Lo sguardo, ipnotico, fissa la pala del ventilatore che ruota inesorabile sopra la mia testa.
Per la terza volta mi trovo in Marocco.
Condizioni e dinamiche diverse, situazioni che mutano. La metafora della vita umana e dei suoi esiti imprevedibili.
La prima fu una temporanea fuga dalle oppressioni e dalle ossessioni che in quei tempi mi attanagliavano. Una fuga autunnale che prendeva le mosse dalla città imperiale di Fes; attraverso la catena dell’Alto Atlante che già veniva sferzato dai venti freddi, poi Merzouga ed il suo deserto arancione, i villaggi berberi, per finire sotto la pioggerella di Marrakech. Occasionali compagni di viaggio superficiali ma affascinanti nella loro leggerezza e commoventi nella loro inesperienza. Una querula signora dall’abbigliamento pacchiano ed il suo rassegnato consorte, un giovane seno profumato e prosperoso sotto un sorriso mesto, romagnoli goderecci alla ricerca di modeste trasgressioni culinarie, una friulana ormai matura, inquieta nella sua attuale dimensione familiare, che inseguiva l’oggetto della sua infatuazione all’alba tra le dune, sfuggendo agli occhi gelosi del marito inacidito e degli annoiati figli preadolescenti.

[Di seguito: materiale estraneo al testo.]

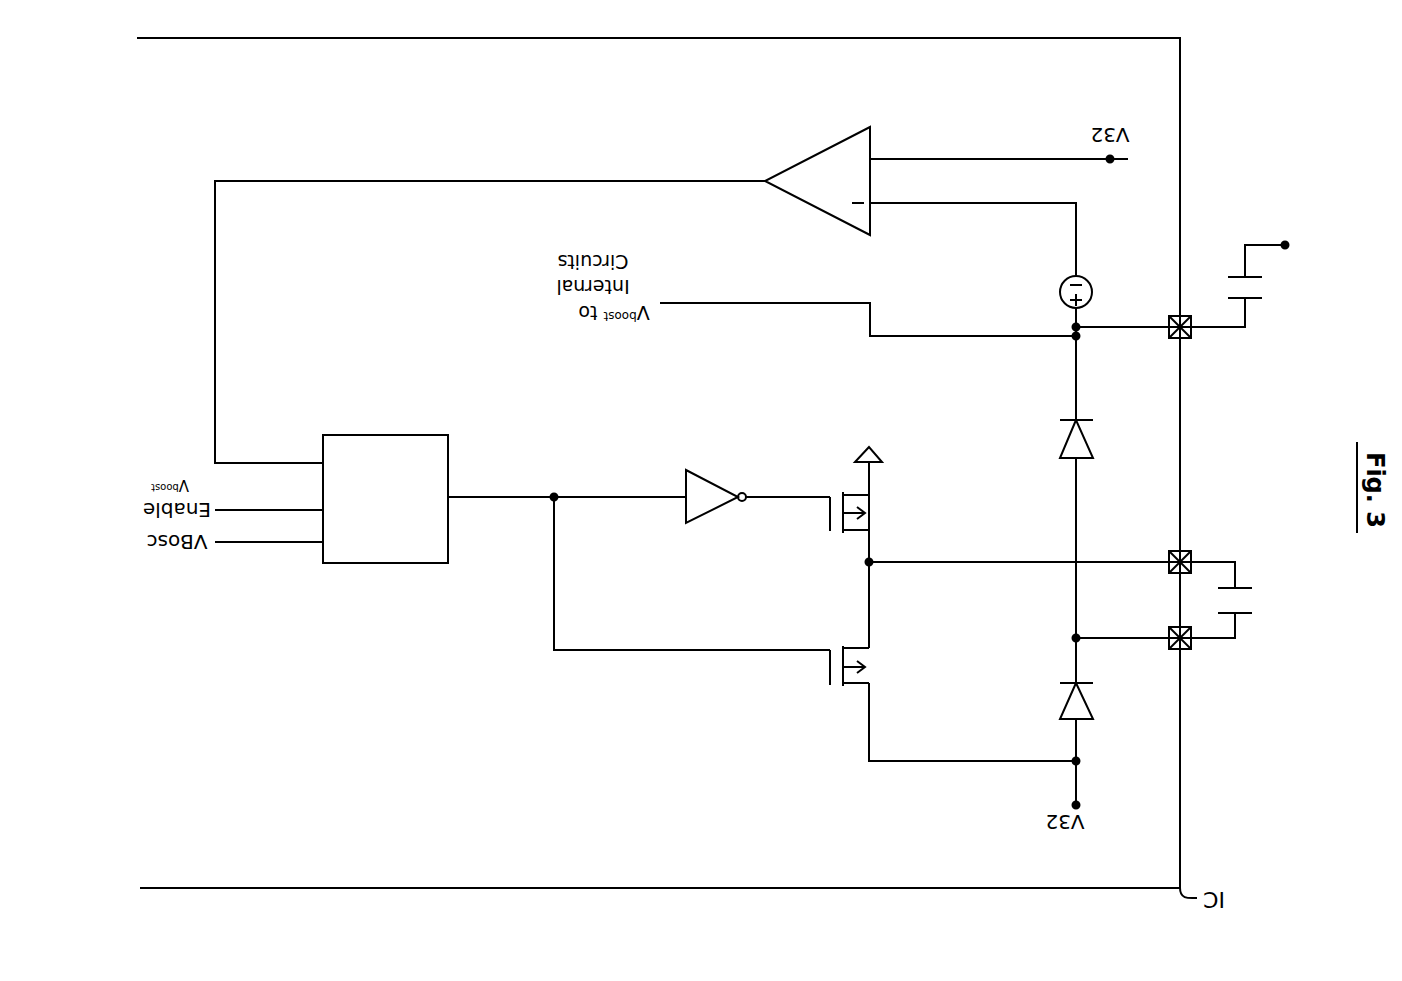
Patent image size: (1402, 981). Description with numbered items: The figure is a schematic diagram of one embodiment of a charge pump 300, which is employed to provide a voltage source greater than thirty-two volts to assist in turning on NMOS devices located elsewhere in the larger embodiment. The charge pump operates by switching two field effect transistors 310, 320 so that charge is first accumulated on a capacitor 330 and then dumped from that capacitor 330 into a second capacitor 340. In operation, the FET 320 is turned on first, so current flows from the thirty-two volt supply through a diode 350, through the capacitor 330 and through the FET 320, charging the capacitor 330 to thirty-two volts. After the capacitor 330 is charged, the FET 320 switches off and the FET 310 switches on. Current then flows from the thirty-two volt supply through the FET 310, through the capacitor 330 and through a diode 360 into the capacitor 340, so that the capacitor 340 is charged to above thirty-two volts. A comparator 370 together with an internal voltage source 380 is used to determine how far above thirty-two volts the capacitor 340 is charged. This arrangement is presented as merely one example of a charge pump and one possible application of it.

The boost circuit / integrated circuit 300 is at (1190, 149).
The field effect transistor 310 is at (849, 683).
The field effect transistor 320 is at (849, 495).
The capacitor 330 is at (1240, 615).
The capacitor 340 is at (1248, 300).
The diode 350 is at (1082, 720).
The diode 360 is at (1084, 459).
The comparator 370 is at (815, 158).
The internal voltage source 380 is at (1064, 281).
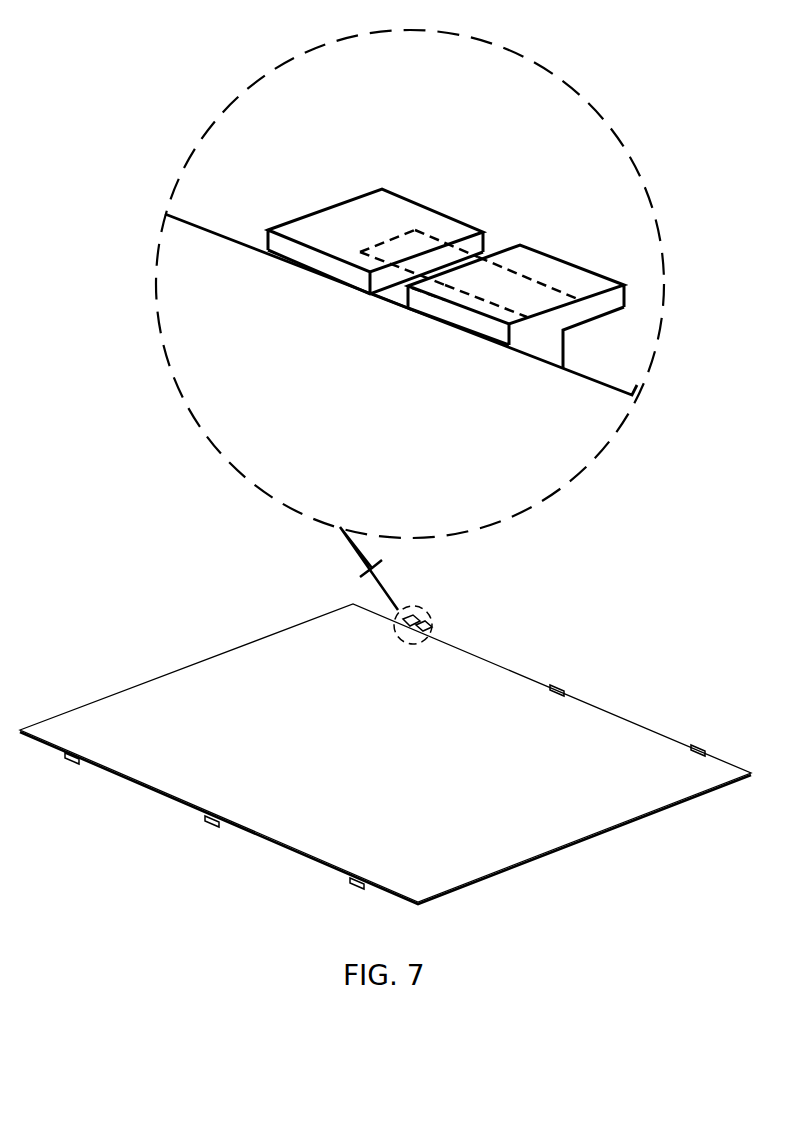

Ma soprattutto una guida capitan Fracassa che ci conduceva attraverso l’Atlante come il nocchiero di un brigantino da pesca d’altura. Saad si chiamava. Si sentiva una reincarnazione di Che Guevara. Barbetta nera incolta che gli circondava il volto olivastro impiastrato di olio di argan, capelli lunghi che toccavano il bavero del lungo cappotto color cammello e un basco scuro calato sul lato destro della testa. Sosteneva di essere immigrato giovanissimo in Argentina, quindi a Cuba per respirare il clima del profeta della rivoluzione. Poi una storia d’amore con una donna italiana finita tragicamente. Il ritorno in patria, presunte collaborazioni cinematografiche con grandi registi, esperienze mistiche che avrebbero lasciato sulla sua fronte un segno di Allah… Furbo, affabulatorio, mercante, poetico e patetico. Una macchietta che aveva allietato quei giorni agri in cui cercavo forme di sollievo ai supplizi di Tantalo e ai letti di Procuste tra suggestioni etniche e artistiche, gustose spremute di melograno e bicchieri di Baileys pagati a carissimo prezzo, assalti di venditori e svagate conversazioni.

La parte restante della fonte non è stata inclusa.